Qu’est-ce que l’embolisation des artères prostatiques ?
L’embolisation des artères prostatiques (EAP) est une procédure mini-invasive réalisée sous guidage radiologique qui consiste à réduire la vascularisation de la prostate en obstruant sélectivement les artères qui l’alimentent.
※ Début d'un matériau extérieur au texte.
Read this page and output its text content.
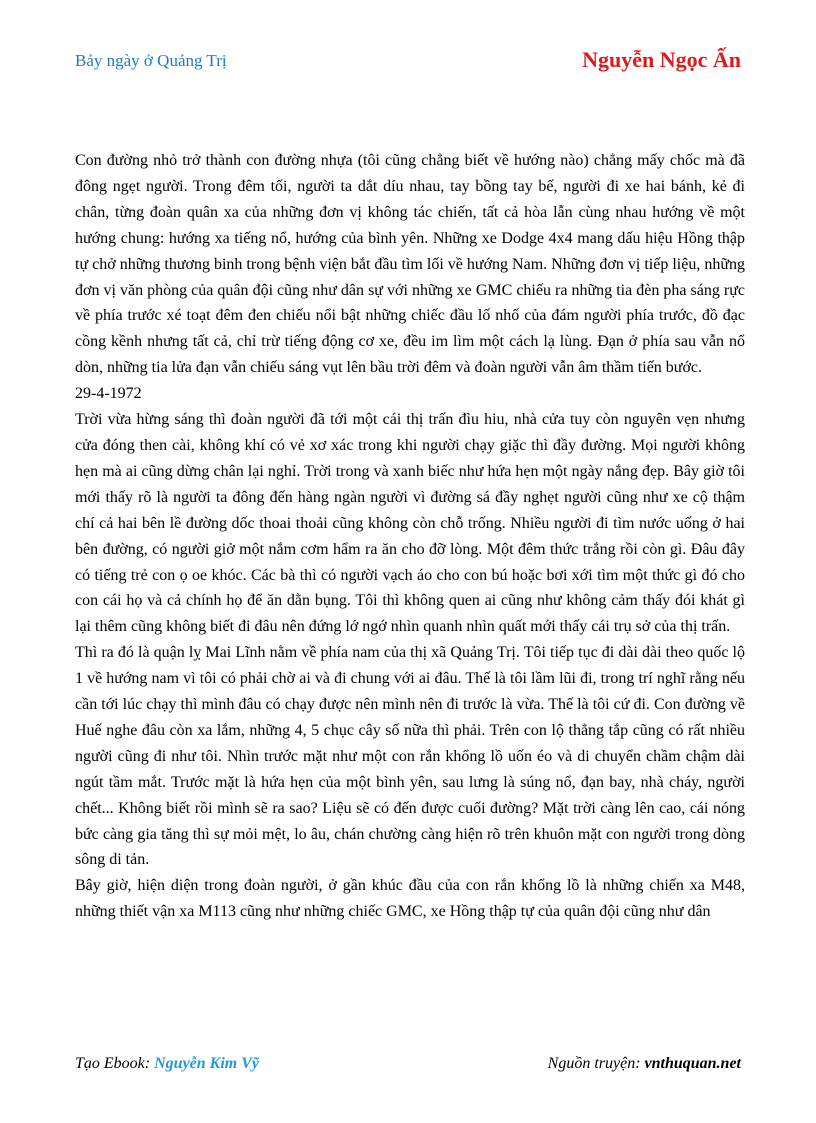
Bảy ngày ở Quảng Trị	Nguyễn Ngọc Ấn

Con đường nhỏ trở thành con đường nhựa (tôi cũng chẳng biết về hướng nào) chẳng mấy chốc mà đã đông ngẹt người. Trong đêm tối, người ta dắt díu nhau, tay bồng tay bế, người đi xe hai bánh, kẻ đi chân, từng đoàn quân xa của những đơn vị không tác chiến, tất cả hòa lẫn cùng nhau hướng về một hướng chung: hướng xa tiếng nổ, hướng của bình yên. Những xe Dodge 4x4 mang dấu hiệu Hồng thập tự chở những thương binh trong bệnh viện bắt đầu tìm lối về hướng Nam. Những đơn vị tiếp liệu, những đơn vị văn phòng của quân đội cũng như dân sự với những xe GMC chiếu ra những tia đèn pha sáng rực về phía trước xé toạt đêm đen chiếu nổi bật những chiếc đầu lố nhố của đám người phía trước, đồ đạc cồng kềnh nhưng tất cả, chỉ trừ tiếng động cơ xe, đều im lìm một cách lạ lùng. Đạn ở phía sau vẫn nổ dòn, những tia lửa đạn vẫn chiếu sáng vụt lên bầu trời đêm và đoàn người vẫn âm thầm tiến bước.

29-4-1972

Trời vừa hừng sáng thì đoàn người đã tới một cái thị trấn đìu hiu, nhà cửa tuy còn nguyên vẹn nhưng cửa đóng then cài, không khí có vẻ xơ xác trong khi người chạy giặc thì đầy đường. Mọi người không hẹn mà ai cũng dừng chân lại nghỉ. Trời trong và xanh biếc như hứa hẹn một ngày nắng đẹp. Bây giờ tôi mới thấy rõ là người ta đông đến hàng ngàn người vì đường sá đầy nghẹt người cũng như xe cộ thậm chí cả hai bên lề đường dốc thoai thoải cũng không còn chỗ trống. Nhiều người đi tìm nước uống ở hai bên đường, có người giở một nắm cơm hẩm ra ăn cho đỡ lòng. Một đêm thức trắng rồi còn gì. Đâu đây có tiếng trẻ con ọ oe khóc. Các bà thì có người vạch áo cho con bú hoặc bơi xới tìm một thức gì đó cho con cái họ và cả chính họ để ăn dằn bụng. Tôi thì không quen ai cũng như không cảm thấy đói khát gì lại thêm cũng không biết đi đâu nên đứng lớ ngớ nhìn quanh nhìn quất mới thấy cái trụ sở của thị trấn.

Thì ra đó là quận lỵ Mai Lĩnh nằm về phía nam của thị xã Quảng Trị. Tôi tiếp tục đi dài dài theo quốc lộ 1 về hướng nam vì tôi có phải chờ ai và đi chung với ai đâu. Thế là tôi lầm lũi đi, trong trí nghĩ rằng nếu cần tới lúc chạy thì mình đâu có chạy được nên mình nên đi trước là vừa. Thế là tôi cứ đi. Con đường về Huế nghe đâu còn xa lắm, những 4, 5 chục cây số nữa thì phải. Trên con lộ thẳng tắp cũng có rất nhiều người cũng đi như tôi. Nhìn trước mặt như một con rắn khổng lồ uốn éo và di chuyển chầm chậm dài ngút tầm mắt. Trước mặt là hứa hẹn của một bình yên, sau lưng là súng nổ, đạn bay, nhà cháy, người chết... Không biết rồi mình sẽ ra sao? Liệu sẽ có đến được cuối đường? Mặt trời càng lên cao, cái nóng bức càng gia tăng thì sự mỏi mệt, lo âu, chán chường càng hiện rõ trên khuôn mặt con người trong dòng sông di tản.

Bây giờ, hiện diện trong đoàn người, ở gần khúc đầu của con rắn khổng lồ là những chiến xa M48, những thiết vận xa M113 cũng như những chiếc GMC, xe Hồng thập tự của quân đội cũng như dân

Tạo Ebook: Nguyễn Kim Vỹ	Nguồn truyện: vnthuquan.net
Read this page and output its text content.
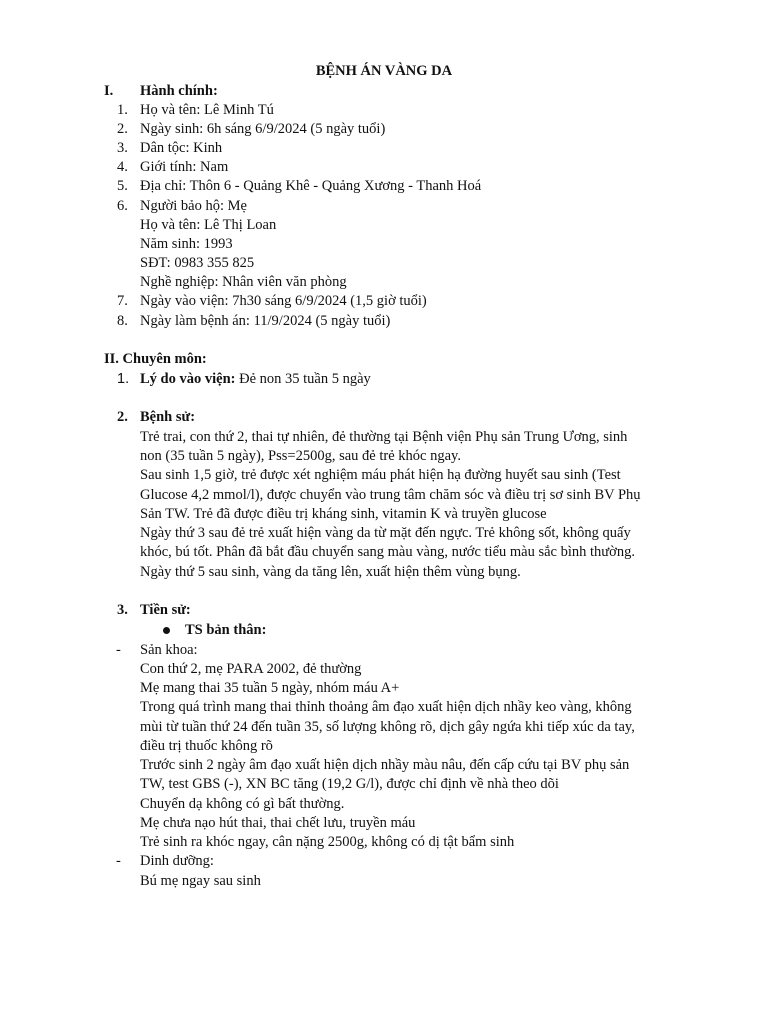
BỆNH ÁN VÀNG DA
I. Hành chính:
1. Họ và tên: Lê Minh Tú
2. Ngày sinh: 6h sáng 6/9/2024 (5 ngày tuổi)
3. Dân tộc: Kinh
4. Giới tính: Nam
5. Địa chỉ: Thôn 6 - Quảng Khê - Quảng Xương - Thanh Hoá
6. Người bảo hộ: Mẹ
Họ và tên: Lê Thị Loan
Năm sinh: 1993
SĐT: 0983 355 825
Nghề nghiệp: Nhân viên văn phòng
7. Ngày vào viện: 7h30 sáng 6/9/2024 (1,5 giờ tuổi)
8. Ngày làm bệnh án: 11/9/2024 (5 ngày tuổi)
II. Chuyên môn:
1. Lý do vào viện: Đẻ non 35 tuần 5 ngày
2. Bệnh sử:
Trẻ trai, con thứ 2, thai tự nhiên, đẻ thường tại Bệnh viện Phụ sản Trung Ương, sinh
non (35 tuần 5 ngày), Pss=2500g, sau đẻ trẻ khóc ngay.
Sau sinh 1,5 giờ, trẻ được xét nghiệm máu phát hiện hạ đường huyết sau sinh (Test
Glucose 4,2 mmol/l), được chuyển vào trung tâm chăm sóc và điều trị sơ sinh BV Phụ
Sản TW. Trẻ đã được điều trị kháng sinh, vitamin K và truyền glucose
Ngày thứ 3 sau đẻ trẻ xuất hiện vàng da từ mặt đến ngực. Trẻ không sốt, không quấy
khóc, bú tốt. Phân đã bắt đầu chuyển sang màu vàng, nước tiểu màu sắc bình thường.
Ngày thứ 5 sau sinh, vàng da tăng lên, xuất hiện thêm vùng bụng.
3. Tiền sử:
TS bản thân:
- Sản khoa:
Con thứ 2, mẹ PARA 2002, đẻ thường
Mẹ mang thai 35 tuần 5 ngày, nhóm máu A+
Trong quá trình mang thai thỉnh thoảng âm đạo xuất hiện dịch nhầy keo vàng, không
mùi từ tuần thứ 24 đến tuần 35, số lượng không rõ, dịch gây ngứa khi tiếp xúc da tay,
điều trị thuốc không rõ
Trước sinh 2 ngày âm đạo xuất hiện dịch nhầy màu nâu, đến cấp cứu tại BV phụ sản
TW, test GBS (-), XN BC tăng (19,2 G/l), được chỉ định về nhà theo dõi
Chuyển dạ không có gì bất thường.
Mẹ chưa nạo hút thai, thai chết lưu, truyền máu
Trẻ sinh ra khóc ngay, cân nặng 2500g, không có dị tật bẩm sinh
- Dinh dưỡng:
Bú mẹ ngay sau sinh
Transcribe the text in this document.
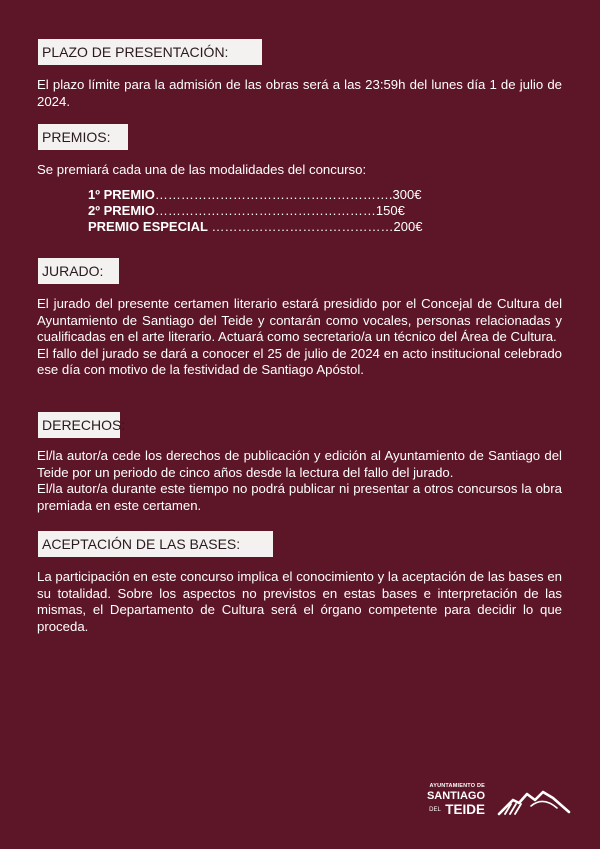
PLAZO DE PRESENTACIÓN:

El plazo límite para la admisión de las obras será a las 23:59h del lunes día 1 de julio de 2024.

PREMIOS:

Se premiará cada una de las modalidades del concurso:

1º PREMIO……………………………………………….300€
2º PREMIO……………………………………………150€
PREMIO ESPECIAL ……………………………………200€
JURADO:

El jurado del presente certamen literario estará presidido por el Concejal de Cultura del Ayuntamiento de Santiago del Teide y contarán como vocales, personas relacionadas y cualificadas en el arte literario. Actuará como secretario/a un técnico del Área de Cultura.

El fallo del jurado se dará a conocer el 25 de julio de 2024 en acto institucional celebrado ese día con motivo de la festividad de Santiago Apóstol.

DERECHOS:

El/la autor/a cede los derechos de publicación y edición al Ayuntamiento de Santiago del Teide por un periodo de cinco años desde la lectura del fallo del jurado.

El/la autor/a durante este tiempo no podrá publicar ni presentar a otros concursos la obra premiada en este certamen.

ACEPTACIÓN DE LAS BASES:

La participación en este concurso implica el conocimiento y la aceptación de las bases en su totalidad. Sobre los aspectos no previstos en estas bases e interpretación de las mismas, el Departamento de Cultura será el órgano competente para decidir lo que proceda.

AYUNTAMIENTO DE
SANTIAGO
DEL TEIDE
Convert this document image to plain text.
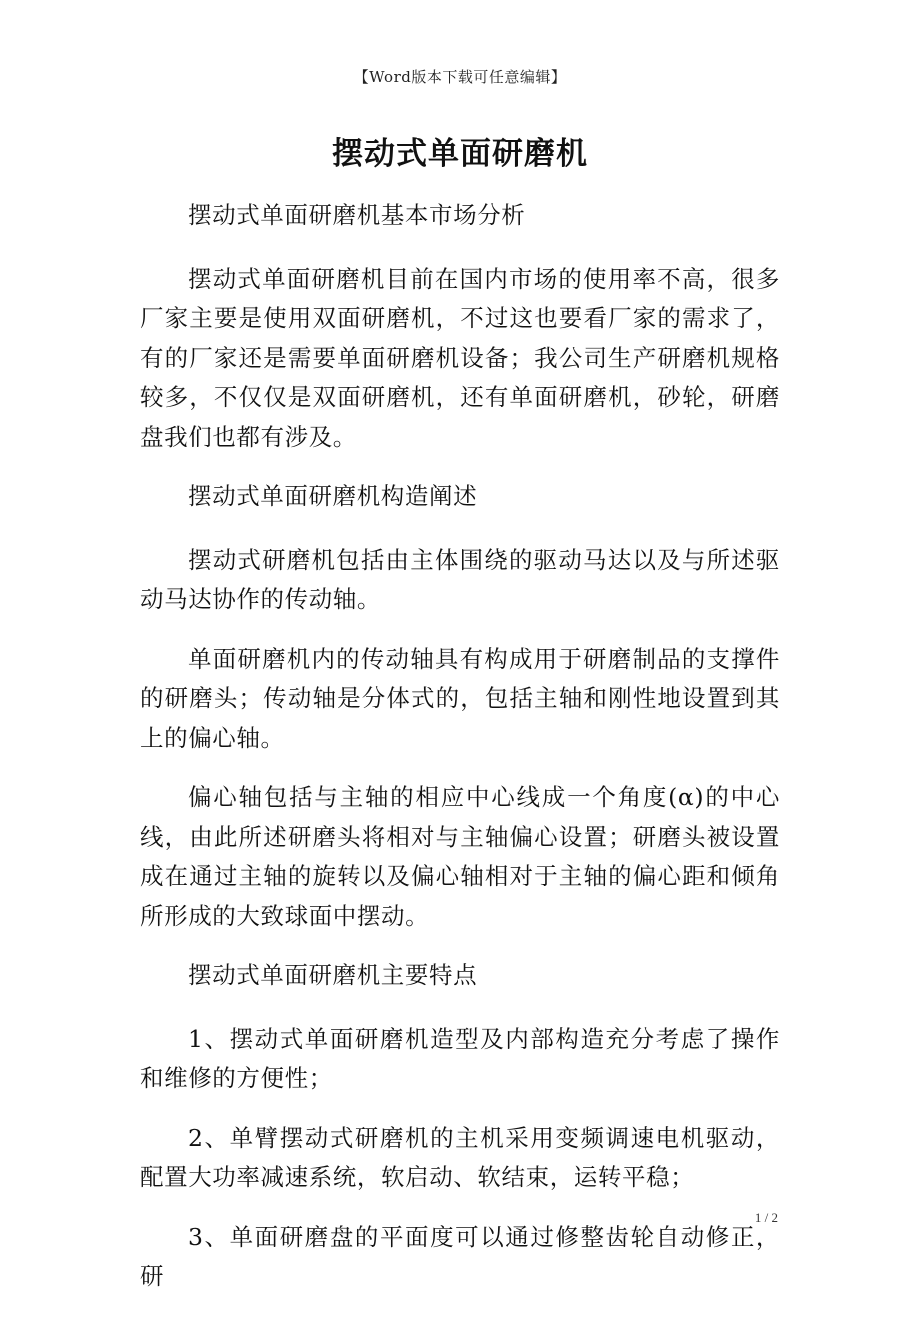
【Word版本下载可任意编辑】
摆动式单面研磨机

摆动式单面研磨机基本市场分析

摆动式单面研磨机目前在国内市场的使用率不高，很多厂家主要是使用双面研磨机，不过这也要看厂家的需求了，有的厂家还是需要单面研磨机设备；我公司生产研磨机规格较多，不仅仅是双面研磨机，还有单面研磨机，砂轮，研磨盘我们也都有涉及。

摆动式单面研磨机构造阐述

摆动式研磨机包括由主体围绕的驱动马达以及与所述驱动马达协作的传动轴。

单面研磨机内的传动轴具有构成用于研磨制品的支撑件的研磨头；传动轴是分体式的，包括主轴和刚性地设置到其上的偏心轴。

偏心轴包括与主轴的相应中心线成一个角度(α)的中心线，由此所述研磨头将相对与主轴偏心设置；研磨头被设置成在通过主轴的旋转以及偏心轴相对于主轴的偏心距和倾角所形成的大致球面中摆动。

摆动式单面研磨机主要特点

1、摆动式单面研磨机造型及内部构造充分考虑了操作和维修的方便性；

2、单臂摆动式研磨机的主机采用变频调速电机驱动，配置大功率减速系统，软启动、软结束，运转平稳；

3、单面研磨盘的平面度可以通过修整齿轮自动修正，研

1 / 2
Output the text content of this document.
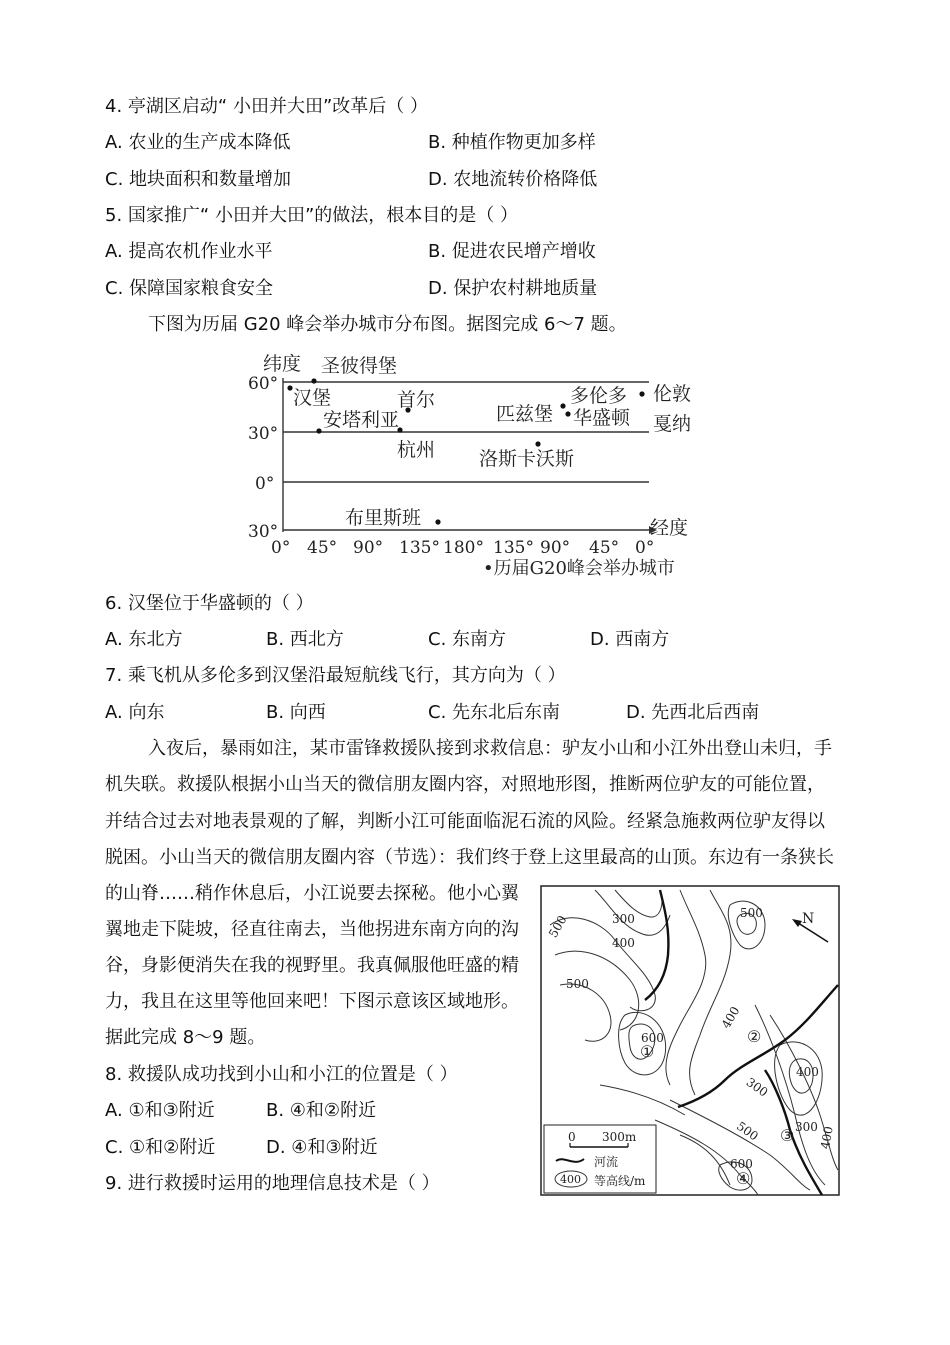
4. 亭湖区启动“ 小田并大田”改革后（ ）
A. 农业的生产成本降低	B. 种植作物更加多样
C. 地块面积和数量增加	D. 农地流转价格降低
5. 国家推广“ 小田并大田”的做法，根本目的是（ ）
A. 提高农机作业水平	B. 促进农民增产增收
C. 保障国家粮食安全	D. 保护农村耕地质量
下图为历届 G20 峰会举办城市分布图。据图完成 6～7 题。
纬度
经度
60°
30°
0°
30°
0° 45° 90° 135° 180° 135° 90° 45° 0°
圣彼得堡
汉堡	首尔
安塔利亚
杭州
匹兹堡
多伦多
华盛顿
伦敦
戛纳
洛斯卡沃斯
布里斯班
•历届G20峰会举办城市
6. 汉堡位于华盛顿的（ ）
A. 东北方	B. 西北方	C. 东南方	D. 西南方
7. 乘飞机从多伦多到汉堡沿最短航线飞行，其方向为（ ）
A. 向东	B. 向西	C. 先东北后东南	D. 先西北后西南
入夜后，暴雨如注，某市雷锋救援队接到求救信息：驴友小山和小江外出登山未归，手
机失联。救援队根据小山当天的微信朋友圈内容，对照地形图，推断两位驴友的可能位置，
并结合过去对地表景观的了解，判断小江可能面临泥石流的风险。经紧急施救两位驴友得以
脱困。小山当天的微信朋友圈内容（节选）：我们终于登上这里最高的山顶。东边有一条狭长
的山脊……稍作休息后，小江说要去探秘。他小心翼
翼地走下陡坡，径直往南去，当他拐进东南方向的沟
谷，身影便消失在我的视野里。我真佩服他旺盛的精
力，我且在这里等他回来吧！下图示意该区域地形。
据此完成 8～9 题。
8. 救援队成功找到小山和小江的位置是（ ）
A. ①和③附近	B. ④和②附近
C. ①和②附近	D. ④和③附近
9. 进行救援时运用的地理信息技术是（ ）
N
300
400
500
500
500
600
400
300
400
300
500	400
600
①
②
③
④
0 300m
河流
400 等高线/m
Cela permet une diminution progressive du volume prostatique, avec amélioration des symptômes urinaires liés à l’hypertrophie bénigne de la prostate (HBP).
Pourquoi réaliser cette intervention ?
Symptômes urinaires modérés à sévères liés à une HBP : jet urinaire faible, mictions fréquentes ou urgentes, nycturie, sensation de vidange incomplète.
Refus ou contre-indication à la chirurgie (résection transurétrale de prostate ou autre).
Échec ou intolérance au traitement médical (alpha bloquants, inhibiteurs de la 5-alpha-réductase).
Préférence pour une option non chirurgicale, sans incision ni sonde urinaire prolongée.
Déroulement de l'intervention
Avant l’examen : bilan sanguin, consultation spécialisée, scanner pelvien pour étude du réseau artériel prostatique.
Anesthésie : locale avec sédation légère.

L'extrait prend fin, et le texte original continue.